Anders als der Lot beginnt der Tarn seinen Lauf in spektakulären Schluchten, die er bei Millau verläßt. Dort überspannt seit kurzem ein 343 m hoher Viadukt das Tal: Die wohl beeindruckendste Brückenkonstruktion des Stararchitekten Lord Norman Foster fügt sich harmonisch in die Landschaft zwischen den Steilhängen der Karsthöhen von Causse Noir und Causse du Larzac. Ab Millau fließt der Tarn gezähmt zwischen waldigen Hügeln und Wiesen. Der Fluß schlängelt sich in diesem wenig besiedelten Landstrich an einigen hübschen Dörfern vorbei. Nach einer letzten engen Schleife unterhalb des malerischen Ambialet strebt der Fluß durch offene Talauen bis Albi. Seit über 700 Jahrhunderten spiegelt sich die mächtige Backstein-Kathedrale Ste.Cécile in seinem Wasser, leuchten die Ziegelsteine der Tarn-Brücken und Ufermauern rotschimmernd in der Abendsonne. Danach durchquert der Tarn die Weinlagen von Gaillac.

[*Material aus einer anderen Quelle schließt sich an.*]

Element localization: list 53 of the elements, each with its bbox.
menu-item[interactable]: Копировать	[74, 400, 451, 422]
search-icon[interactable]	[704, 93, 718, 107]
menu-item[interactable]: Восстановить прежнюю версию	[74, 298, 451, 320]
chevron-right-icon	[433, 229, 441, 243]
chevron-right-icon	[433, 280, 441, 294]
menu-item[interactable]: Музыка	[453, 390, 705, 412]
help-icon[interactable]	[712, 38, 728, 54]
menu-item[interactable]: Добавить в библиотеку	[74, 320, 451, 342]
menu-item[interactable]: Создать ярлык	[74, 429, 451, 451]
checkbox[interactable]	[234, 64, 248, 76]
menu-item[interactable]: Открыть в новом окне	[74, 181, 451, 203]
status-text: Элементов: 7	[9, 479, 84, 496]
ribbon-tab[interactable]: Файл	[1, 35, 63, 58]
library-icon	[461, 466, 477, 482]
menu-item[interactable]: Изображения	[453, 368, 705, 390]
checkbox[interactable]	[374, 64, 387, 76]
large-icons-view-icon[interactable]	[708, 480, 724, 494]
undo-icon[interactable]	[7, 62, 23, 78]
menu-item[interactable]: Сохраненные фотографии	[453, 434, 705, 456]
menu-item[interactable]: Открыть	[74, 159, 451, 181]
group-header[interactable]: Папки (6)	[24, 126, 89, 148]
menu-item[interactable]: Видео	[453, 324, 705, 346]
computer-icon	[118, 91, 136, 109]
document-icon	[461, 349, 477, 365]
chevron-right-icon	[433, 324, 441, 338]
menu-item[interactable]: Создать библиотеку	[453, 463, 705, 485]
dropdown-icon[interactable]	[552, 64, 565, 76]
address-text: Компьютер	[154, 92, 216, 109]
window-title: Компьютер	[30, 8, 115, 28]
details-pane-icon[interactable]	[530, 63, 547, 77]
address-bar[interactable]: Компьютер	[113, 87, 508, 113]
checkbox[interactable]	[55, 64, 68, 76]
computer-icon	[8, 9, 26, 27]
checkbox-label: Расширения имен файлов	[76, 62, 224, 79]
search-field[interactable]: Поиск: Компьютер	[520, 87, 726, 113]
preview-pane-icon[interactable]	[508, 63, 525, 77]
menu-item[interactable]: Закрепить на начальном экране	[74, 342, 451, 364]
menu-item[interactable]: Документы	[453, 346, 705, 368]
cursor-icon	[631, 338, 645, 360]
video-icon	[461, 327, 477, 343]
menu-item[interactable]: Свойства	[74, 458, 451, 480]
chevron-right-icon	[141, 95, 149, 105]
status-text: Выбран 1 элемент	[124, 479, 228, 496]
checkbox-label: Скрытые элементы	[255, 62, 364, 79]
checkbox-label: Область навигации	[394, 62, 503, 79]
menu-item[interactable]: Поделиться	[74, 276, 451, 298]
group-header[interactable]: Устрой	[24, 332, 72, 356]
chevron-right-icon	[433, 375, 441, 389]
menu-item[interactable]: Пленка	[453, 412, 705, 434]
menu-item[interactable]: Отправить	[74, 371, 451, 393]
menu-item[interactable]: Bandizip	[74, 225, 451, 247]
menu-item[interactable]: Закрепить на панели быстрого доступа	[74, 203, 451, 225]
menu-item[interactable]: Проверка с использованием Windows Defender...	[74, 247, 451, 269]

Roter Backstein und altes Fachwerk begeistern auch in der kleinen Bastide Lisle-sur-Tarn, die sich oberhalb ihres einstigen Flußhafens erhebt, oder Rabastens, wo der riesige Biomarkt „Biocybèle“ im Juni von Jahr zu Jahr größeren Zulauf verzeichnet. Wenn der Tarn die Rebhänge hinter sich gelassen hat, fließt er breit und behäbig seiner Mündung in die Garonne entgegen.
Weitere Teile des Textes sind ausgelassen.